Methods and Results: Fasting plasma GLP-1(7–36) amide, the active form of GLP-1, and serum DPP-4 concentrations sampled from peripheral vein (PV) was measured by immunoassay in 55 consecutive high risk patients who were suspected of cardiovascular disease and free of antidiabetic drugs (73% men; 65 ± 11 years). Their hemoglobin A1c were 5.3 [5.1, 5.7] % for median [25th, 75th percentile] and 44% of them had coronary artery disease (CAD: n=24). Fasting active GLP-1 in PV was detectable (>2.0 pmol/L) in only 47% of the patients, and the levels were significantly reduced in CAD patients (0.0 [0.0, 2.3]) than non-CAD patients (2.4 [0.0, 4.3] pmol/L, p<0.05). Serum DPP-4 was detectable in all patients, and the levels were 474 [389, 551] ng/mL. DPP-4 was significantly reduced in men (444 [362, 522]) than women (540 [486, 635] ng/mL, p<0.05), in CAD patients (424 [362, 522]) than non-CAD patients (495 [429, 564] ng/mL, p<0.05). Serum DPP-4 was positively correlated with high density lipoprotein-cholesterol (ρ=0.43, p<0.01), and negatively correlated with left ventricular diameter (ρ= −0.35, p<0.05). DPP-4 and GLP-1 didn’t have significant correlation (ρ=0.25, p=0.17) with each other.
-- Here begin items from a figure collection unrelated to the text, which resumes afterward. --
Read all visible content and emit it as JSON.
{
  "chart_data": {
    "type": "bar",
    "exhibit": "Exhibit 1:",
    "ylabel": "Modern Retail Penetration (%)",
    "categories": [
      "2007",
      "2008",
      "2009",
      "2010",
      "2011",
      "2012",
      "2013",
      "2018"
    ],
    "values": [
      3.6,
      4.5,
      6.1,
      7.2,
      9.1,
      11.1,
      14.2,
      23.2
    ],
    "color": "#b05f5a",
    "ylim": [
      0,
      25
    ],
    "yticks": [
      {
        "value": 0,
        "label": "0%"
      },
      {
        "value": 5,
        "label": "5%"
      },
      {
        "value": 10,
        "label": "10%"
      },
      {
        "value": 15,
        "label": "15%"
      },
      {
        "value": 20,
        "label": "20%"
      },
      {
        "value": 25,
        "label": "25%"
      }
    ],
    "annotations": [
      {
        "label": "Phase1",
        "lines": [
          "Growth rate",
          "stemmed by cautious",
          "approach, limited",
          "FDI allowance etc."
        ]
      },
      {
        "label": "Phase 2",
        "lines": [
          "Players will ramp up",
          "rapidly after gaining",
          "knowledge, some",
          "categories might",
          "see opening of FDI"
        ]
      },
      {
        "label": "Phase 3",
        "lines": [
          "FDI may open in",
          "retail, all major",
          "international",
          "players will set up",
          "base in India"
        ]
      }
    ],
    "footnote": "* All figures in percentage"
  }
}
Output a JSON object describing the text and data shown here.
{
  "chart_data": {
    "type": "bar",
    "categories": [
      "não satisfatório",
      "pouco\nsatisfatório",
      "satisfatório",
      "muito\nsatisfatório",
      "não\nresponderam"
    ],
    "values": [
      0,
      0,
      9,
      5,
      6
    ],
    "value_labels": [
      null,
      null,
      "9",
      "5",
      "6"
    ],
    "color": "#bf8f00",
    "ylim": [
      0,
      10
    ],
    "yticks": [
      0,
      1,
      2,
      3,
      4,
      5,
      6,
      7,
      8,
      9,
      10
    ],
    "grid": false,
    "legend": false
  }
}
Conclusions: Fasting plasma levels of GLP-1 were low in high risk patients, and significantly reduced in CAD patients than non-CAD patients. Serum DPP-4 concentrations were significantly lower in men and CAD patients than the others, indicating possible association between incretins and pathogenesis of CAD. It would provide useful information to assess blood levels of GLP-1 and DPP-4 in association with cardiovascular diseases and its complication as incretin therapy prevails.